At my age I think I should have surround sound.
DAREDEVIL: When I went blind, other senses sharpened to compensate for the loss.
*licks a doorknob*
*family meeting at Noah’s house* who wants us to do what by when?
my dream is to be involved in a heist and say “uh oh, we’ve got company” when the police arrive
‘Pumpkin’ has got to be the weirdest pet name. How do you look at the person you cherish and adore and decide to call them the second largest squash in North America?
No, I wasn’t dancing. I wore flowered leggings & got harassed by a bumble bee.
Benedict Cumberpatch’s full name is Benedictionary Cucumbercabbagepatch.
CNN: We’re not sure but we’ll report it anyway.
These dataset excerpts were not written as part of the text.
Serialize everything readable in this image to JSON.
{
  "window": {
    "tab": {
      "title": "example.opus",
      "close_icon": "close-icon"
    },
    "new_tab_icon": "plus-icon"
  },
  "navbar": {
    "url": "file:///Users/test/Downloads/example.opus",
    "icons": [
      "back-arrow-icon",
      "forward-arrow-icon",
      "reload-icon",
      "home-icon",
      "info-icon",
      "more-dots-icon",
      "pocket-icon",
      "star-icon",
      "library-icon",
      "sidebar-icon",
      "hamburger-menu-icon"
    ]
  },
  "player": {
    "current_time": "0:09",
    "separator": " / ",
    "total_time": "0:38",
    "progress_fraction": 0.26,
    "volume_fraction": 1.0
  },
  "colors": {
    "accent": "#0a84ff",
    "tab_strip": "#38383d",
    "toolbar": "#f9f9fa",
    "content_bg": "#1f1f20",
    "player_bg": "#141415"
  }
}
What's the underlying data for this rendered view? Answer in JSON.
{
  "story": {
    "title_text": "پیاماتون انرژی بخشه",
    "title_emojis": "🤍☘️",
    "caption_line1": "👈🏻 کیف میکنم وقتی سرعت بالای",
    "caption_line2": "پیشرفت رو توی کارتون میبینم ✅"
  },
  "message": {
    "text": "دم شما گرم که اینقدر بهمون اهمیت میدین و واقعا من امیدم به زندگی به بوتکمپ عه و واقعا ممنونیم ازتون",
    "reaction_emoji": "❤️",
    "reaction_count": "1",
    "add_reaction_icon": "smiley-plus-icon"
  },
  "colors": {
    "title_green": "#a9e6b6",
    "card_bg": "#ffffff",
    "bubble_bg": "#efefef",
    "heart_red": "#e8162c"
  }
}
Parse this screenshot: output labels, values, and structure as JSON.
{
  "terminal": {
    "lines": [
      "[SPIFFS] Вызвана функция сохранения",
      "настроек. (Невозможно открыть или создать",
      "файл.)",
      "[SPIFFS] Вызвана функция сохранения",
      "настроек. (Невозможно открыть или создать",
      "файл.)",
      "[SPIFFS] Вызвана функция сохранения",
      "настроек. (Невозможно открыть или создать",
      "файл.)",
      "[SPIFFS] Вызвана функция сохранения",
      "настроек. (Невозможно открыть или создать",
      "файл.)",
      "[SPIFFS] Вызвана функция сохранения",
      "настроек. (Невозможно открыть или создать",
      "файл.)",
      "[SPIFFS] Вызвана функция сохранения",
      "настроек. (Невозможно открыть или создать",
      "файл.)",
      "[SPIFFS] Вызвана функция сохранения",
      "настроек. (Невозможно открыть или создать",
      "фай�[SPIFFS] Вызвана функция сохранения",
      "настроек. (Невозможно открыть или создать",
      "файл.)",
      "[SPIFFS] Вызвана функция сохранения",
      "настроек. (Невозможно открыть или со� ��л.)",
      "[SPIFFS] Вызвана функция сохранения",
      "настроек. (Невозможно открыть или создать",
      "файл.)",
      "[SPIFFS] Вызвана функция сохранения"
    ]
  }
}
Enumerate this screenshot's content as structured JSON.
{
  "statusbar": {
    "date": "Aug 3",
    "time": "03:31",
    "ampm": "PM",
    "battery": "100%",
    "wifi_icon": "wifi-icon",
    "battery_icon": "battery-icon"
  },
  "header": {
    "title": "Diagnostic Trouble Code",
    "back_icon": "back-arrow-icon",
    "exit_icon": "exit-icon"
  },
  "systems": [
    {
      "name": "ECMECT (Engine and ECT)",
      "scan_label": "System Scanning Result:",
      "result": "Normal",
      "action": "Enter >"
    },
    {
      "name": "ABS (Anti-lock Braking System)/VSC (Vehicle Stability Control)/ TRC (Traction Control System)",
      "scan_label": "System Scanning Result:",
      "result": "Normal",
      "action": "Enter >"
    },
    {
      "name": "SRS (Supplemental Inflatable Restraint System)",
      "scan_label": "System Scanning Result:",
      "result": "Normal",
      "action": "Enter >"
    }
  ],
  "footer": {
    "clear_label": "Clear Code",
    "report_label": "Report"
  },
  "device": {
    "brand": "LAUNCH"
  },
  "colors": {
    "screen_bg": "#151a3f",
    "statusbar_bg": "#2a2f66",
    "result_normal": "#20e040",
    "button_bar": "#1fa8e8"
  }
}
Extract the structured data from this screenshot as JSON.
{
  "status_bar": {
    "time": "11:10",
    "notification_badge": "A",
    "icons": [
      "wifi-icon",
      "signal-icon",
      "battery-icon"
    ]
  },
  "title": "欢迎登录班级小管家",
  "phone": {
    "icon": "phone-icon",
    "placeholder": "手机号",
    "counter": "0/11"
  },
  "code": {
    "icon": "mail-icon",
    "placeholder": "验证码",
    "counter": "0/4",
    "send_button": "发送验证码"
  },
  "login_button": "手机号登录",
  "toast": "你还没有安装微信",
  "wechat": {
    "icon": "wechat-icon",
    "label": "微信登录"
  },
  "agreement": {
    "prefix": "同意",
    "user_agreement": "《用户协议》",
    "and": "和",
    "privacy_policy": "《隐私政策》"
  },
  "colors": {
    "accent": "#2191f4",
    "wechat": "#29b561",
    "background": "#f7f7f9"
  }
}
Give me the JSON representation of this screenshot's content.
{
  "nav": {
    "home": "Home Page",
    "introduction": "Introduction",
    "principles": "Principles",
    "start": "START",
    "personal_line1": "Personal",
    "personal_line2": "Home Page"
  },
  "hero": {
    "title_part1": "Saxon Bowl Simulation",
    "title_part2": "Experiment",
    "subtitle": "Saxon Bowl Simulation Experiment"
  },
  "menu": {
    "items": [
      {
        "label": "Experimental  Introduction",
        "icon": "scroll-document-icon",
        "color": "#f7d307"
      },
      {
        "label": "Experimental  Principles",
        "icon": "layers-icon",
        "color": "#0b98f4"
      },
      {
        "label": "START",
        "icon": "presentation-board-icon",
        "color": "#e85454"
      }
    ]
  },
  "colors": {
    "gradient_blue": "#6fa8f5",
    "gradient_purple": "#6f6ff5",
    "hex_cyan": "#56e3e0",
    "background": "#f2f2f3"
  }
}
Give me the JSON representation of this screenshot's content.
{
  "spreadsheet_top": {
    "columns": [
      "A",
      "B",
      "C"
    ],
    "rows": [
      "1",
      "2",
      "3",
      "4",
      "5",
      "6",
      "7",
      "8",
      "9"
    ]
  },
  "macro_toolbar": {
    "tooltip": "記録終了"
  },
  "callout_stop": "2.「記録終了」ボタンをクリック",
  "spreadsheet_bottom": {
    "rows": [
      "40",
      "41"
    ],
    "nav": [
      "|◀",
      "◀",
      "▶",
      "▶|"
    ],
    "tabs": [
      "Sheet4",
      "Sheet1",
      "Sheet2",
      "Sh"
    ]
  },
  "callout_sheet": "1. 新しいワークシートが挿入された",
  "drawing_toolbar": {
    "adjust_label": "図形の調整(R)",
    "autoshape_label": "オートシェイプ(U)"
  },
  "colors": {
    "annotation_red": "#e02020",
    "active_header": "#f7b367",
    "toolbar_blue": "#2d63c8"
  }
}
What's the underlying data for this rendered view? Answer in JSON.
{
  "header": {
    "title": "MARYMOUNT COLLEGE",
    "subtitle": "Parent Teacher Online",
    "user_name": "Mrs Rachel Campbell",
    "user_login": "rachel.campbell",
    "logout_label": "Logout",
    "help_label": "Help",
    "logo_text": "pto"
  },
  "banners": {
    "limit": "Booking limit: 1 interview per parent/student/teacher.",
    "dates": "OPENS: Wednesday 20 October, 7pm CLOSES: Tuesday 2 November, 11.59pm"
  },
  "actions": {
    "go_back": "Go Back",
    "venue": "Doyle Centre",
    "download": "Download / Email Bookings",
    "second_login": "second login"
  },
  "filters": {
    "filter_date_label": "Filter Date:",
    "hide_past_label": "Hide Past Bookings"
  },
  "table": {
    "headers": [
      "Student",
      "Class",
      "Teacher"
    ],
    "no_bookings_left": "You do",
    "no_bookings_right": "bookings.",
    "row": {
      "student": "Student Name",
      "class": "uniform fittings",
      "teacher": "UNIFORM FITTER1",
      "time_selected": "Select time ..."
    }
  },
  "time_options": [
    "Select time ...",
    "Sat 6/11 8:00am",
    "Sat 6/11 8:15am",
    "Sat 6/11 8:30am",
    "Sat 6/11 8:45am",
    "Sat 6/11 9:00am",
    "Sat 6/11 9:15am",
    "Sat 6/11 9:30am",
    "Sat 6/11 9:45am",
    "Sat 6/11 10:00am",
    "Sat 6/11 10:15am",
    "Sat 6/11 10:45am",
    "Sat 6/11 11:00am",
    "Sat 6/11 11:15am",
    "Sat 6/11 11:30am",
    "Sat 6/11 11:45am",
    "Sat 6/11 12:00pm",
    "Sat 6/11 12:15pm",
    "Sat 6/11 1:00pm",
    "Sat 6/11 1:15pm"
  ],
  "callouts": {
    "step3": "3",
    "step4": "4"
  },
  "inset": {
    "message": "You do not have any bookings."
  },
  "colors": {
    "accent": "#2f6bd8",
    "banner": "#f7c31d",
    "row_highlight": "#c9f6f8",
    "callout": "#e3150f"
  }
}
PILOT: we’ll be experiencing some cabin pressure changes
FLIGHT ATTENDANT: *sits down next to me* so have you thought about going back to school
ME: Let’s go get some chicks
[later]
FRIEND: This isn’t what I had in mind
ME: Shhh *carefully places tophat on baby chicken* this is Abe
Him: Are you always this socially awkward?
Me: Only when I’m in my human form.
Him: So always.
mugger: *points gun* your money or your life
me: sure thing *hands him my id* you got 2 kids and didn’t actually understand the matrix
mugger: no i mean-
me: *already running away* your late for steph’s recital
“I’m gonna put this somewhere safe” is an ancient incantation that opens a portal to a random point in another timeline, through which all safely kept things travel, never to be seen again.
Who Left The Bag Of Idiots Open?
She wasn’t like other girls.
She was fifty stories of ceramic and titanium, bristling with particle cannons and mass drivers, built to drive back the horrors that came from between the stars and perhaps one day bring the war to their doorsteps.
And prom was in one week…
My children are now grown up and have recently left home. Now the wife can tell when I eat a packet of biscuits all to myself. Thinking of getting a dog.